Rechtsgebiete: SGB XII, BSHG, SGG, GG


Vorschriften:

SGB XII F: 09.12.2004 § 35 Abs. 1
SGB XII F: 09.12.2004 § 35 Abs. 2
SGB XII F: 09.12.2004 § 133a
BSHG F: 23.03.1994 § 21 Abs. 3 S. 4
SGG § 95
GG Art 3 Abs. 1
GG Art 20 Abs. 3

Entscheidung wurde am 16.02.2009 korrigiert: die Rechtsgebiete und die Vorschriften wurden geändert, Stichworte und ein amtlicher Leitsatz wurden hinzugefügt.
1. Personen, die sich vor dem 1.1.2005 nicht in einer vollstationären Einrichtung befanden, werden nicht dadurch in ihren Grundrechten verletzt, dass der zusätzliche Barbetrag bei vollstationären Sozialhilfeleistungen, der bis 31.12.2004 Hilfeempfängern wegen der Beteiligung an den Kosten des Aufenthalts in der Einrichtung zustand, ab 1.1.2005 nur noch denjenigen gezahlt wird, die am 31.12.2004 einen Anspruch darauf hatten.

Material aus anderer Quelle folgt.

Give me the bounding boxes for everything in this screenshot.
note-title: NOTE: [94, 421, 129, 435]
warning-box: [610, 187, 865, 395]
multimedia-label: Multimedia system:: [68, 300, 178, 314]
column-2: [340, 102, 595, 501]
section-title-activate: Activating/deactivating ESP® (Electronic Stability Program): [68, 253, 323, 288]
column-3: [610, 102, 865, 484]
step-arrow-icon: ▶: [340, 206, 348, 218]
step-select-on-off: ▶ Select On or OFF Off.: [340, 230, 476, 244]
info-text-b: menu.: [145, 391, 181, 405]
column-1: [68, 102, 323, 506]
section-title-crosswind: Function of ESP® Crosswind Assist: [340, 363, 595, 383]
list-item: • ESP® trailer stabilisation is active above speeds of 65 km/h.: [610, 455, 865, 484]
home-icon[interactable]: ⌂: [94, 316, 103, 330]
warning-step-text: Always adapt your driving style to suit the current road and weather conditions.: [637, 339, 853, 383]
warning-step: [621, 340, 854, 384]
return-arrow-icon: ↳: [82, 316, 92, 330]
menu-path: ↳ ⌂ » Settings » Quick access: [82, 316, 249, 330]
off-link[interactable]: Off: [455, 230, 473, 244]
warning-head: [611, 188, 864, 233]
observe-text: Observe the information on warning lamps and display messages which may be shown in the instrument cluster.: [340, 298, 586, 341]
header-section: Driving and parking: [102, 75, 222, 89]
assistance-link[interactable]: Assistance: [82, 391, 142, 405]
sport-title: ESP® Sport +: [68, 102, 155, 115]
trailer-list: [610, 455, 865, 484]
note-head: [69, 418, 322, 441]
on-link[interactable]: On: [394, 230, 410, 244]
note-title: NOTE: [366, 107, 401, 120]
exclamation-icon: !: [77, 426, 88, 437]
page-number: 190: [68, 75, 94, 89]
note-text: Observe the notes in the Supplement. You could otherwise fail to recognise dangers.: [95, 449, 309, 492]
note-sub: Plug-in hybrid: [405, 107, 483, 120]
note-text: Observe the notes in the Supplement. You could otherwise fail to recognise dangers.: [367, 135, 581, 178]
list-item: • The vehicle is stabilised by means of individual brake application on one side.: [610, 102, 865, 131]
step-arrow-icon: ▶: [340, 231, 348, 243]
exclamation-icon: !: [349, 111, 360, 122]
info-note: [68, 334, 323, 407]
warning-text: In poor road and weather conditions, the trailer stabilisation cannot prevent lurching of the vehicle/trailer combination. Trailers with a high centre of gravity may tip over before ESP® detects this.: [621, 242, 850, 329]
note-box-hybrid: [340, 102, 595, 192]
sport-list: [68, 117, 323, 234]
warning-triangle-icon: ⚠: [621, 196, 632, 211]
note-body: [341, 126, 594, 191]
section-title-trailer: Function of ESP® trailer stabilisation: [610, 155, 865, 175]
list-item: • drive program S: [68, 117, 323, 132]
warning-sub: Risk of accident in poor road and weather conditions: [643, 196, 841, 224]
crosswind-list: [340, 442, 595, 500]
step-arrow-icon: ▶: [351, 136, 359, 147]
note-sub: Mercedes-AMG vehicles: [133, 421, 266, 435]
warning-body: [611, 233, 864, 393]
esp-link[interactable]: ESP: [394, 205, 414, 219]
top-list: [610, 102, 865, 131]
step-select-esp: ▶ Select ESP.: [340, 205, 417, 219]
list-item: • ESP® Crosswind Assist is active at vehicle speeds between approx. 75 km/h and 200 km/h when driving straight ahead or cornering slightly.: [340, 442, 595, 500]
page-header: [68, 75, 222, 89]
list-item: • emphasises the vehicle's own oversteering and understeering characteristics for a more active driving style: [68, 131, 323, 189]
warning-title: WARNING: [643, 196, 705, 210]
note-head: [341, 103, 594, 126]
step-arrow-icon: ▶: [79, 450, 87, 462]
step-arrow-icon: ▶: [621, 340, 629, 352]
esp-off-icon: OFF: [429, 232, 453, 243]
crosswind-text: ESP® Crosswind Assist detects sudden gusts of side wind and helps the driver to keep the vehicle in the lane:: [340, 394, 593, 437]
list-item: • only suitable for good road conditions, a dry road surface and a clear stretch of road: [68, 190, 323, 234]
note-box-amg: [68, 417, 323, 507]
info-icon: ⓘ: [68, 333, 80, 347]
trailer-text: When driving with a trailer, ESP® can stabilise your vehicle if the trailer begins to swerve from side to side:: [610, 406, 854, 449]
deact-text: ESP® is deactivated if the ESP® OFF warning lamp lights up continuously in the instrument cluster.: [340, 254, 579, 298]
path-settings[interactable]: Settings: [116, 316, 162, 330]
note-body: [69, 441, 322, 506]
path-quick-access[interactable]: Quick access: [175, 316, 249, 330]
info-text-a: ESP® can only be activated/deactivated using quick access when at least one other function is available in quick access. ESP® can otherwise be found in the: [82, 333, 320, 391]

2. Zur Beschränkung des Streitgegenstands bei Sozialhilfeleistungen.


BUNDESSOZIALGERICHT Im Namen des Volkes Urteil

Verkündet am 26. August 2008

in dem Rechtsstreit

Az: B 8/9b SO 10/06 R

Der 8. Senat des Bundessozialgerichts hat auf die mündliche Verhandlung vom 26. August 2008 durch den Vorsitzenden Richter Eicher, den Richter Coseriu und die Richterin Behrend sowie die ehrenamtlichen Richter Simon und Tesar für Recht erkannt:

Tenor:

Auf die Revision der Klägerin wird das Urteil des Sozialgerichts Duisburg vom 22. August 2006 aufgehoben. Die Sache wird zur erneuten Verhandlung und Entscheidung an dieses Gericht zurückverwiesen.

Gründe:

I

Im Streit sind höhere Leistungen des laufenden weiteren notwendigen Lebensunterhalts in vollstationären Einrichtungen nach dem Sozialgesetzbuch Zwölftes Buch - Sozialhilfe - (SGB XII) für die Zeit ab 1. August 2005, insbesondere ein höherer Barbetrag in Form des zusätzlichen Barbetrags für Hilfeempfänger, die sich an den Aufenthaltskosten in der Einrichtung beteiligen.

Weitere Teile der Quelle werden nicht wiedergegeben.